The proliferation of 802.11 radios in devices that previously lacked Wi-Fi capability gives users multiple opportunities to connect to the enterprise network. Alongside laptops are tablets, smartphones, handhelds, and scanners. However, with each opportunity for a device to connect comes another opportunity for a device that does not belong on the network to join in the conversation. The solution is to enforce strong authentication policies for all clients.

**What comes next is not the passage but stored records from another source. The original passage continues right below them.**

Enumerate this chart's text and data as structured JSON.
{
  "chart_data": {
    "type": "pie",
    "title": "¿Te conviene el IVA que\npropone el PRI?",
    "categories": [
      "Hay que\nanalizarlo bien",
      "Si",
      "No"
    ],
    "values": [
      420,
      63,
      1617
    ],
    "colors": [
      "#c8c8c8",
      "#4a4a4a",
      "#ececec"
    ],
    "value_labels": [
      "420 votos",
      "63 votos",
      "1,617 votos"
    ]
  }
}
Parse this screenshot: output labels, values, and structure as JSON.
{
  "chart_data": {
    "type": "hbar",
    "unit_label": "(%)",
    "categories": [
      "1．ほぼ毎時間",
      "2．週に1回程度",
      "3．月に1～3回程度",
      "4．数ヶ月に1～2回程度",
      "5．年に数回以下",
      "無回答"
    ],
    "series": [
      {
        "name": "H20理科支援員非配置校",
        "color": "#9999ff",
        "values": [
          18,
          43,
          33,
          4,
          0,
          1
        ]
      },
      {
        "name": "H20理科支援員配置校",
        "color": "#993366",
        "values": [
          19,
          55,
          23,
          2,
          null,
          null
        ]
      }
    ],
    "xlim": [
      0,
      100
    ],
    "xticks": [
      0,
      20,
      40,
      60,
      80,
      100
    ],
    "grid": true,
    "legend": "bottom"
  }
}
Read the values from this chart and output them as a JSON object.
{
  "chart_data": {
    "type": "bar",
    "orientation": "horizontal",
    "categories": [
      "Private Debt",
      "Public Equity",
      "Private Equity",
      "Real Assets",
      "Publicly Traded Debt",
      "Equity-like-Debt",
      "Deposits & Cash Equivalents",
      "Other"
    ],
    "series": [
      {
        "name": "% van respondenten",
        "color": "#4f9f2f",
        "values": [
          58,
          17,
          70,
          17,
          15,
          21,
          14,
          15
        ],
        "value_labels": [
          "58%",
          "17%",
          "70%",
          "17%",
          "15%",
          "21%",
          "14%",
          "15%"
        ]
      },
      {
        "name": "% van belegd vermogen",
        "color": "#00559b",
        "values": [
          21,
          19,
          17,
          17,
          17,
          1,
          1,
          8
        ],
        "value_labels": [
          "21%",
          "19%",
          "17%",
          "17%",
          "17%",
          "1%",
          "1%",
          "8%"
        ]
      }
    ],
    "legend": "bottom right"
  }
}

Meru Networks makes the authentication process more powerful by offering a complete array of authentication methods. For 802.1X enabled WPA and WPA2 Enterprise networks, the Meru controller connects to a centralized RADIUS server and establishes strong cryptographic keys. Client verification ca n use certificates, passwords, or pass-through logins to secure keycard systems. Among the EAP types supported are:

• EAP-TLS, based on public key certificates for each client,
• EAP-TTLS, allowing for tunneled authentication that provides greater protection for credentials and identities
• PEAPv0/MSCHAPv2, allowing Active Directory usernames and passwords to be used, simplifying installations on Microsoft-based networks,
• PEAPv1/EAP-GTC, allowing arbitrary challenge-response authentication services over a secure tunnel
• EAP-SIM, for smart card authentication

For networks where devices are not yet sophisticated enough to support 802.1X, preshared keys are supported. But preshared key networks have a number of problems. What happens when an employee leaves? Or if the preshared key is accidentally discovered? For these cases, the Meru captive portal can be used with encrypted networks and unencrypted networks alike, to ensure that only users that belong on the network gain access.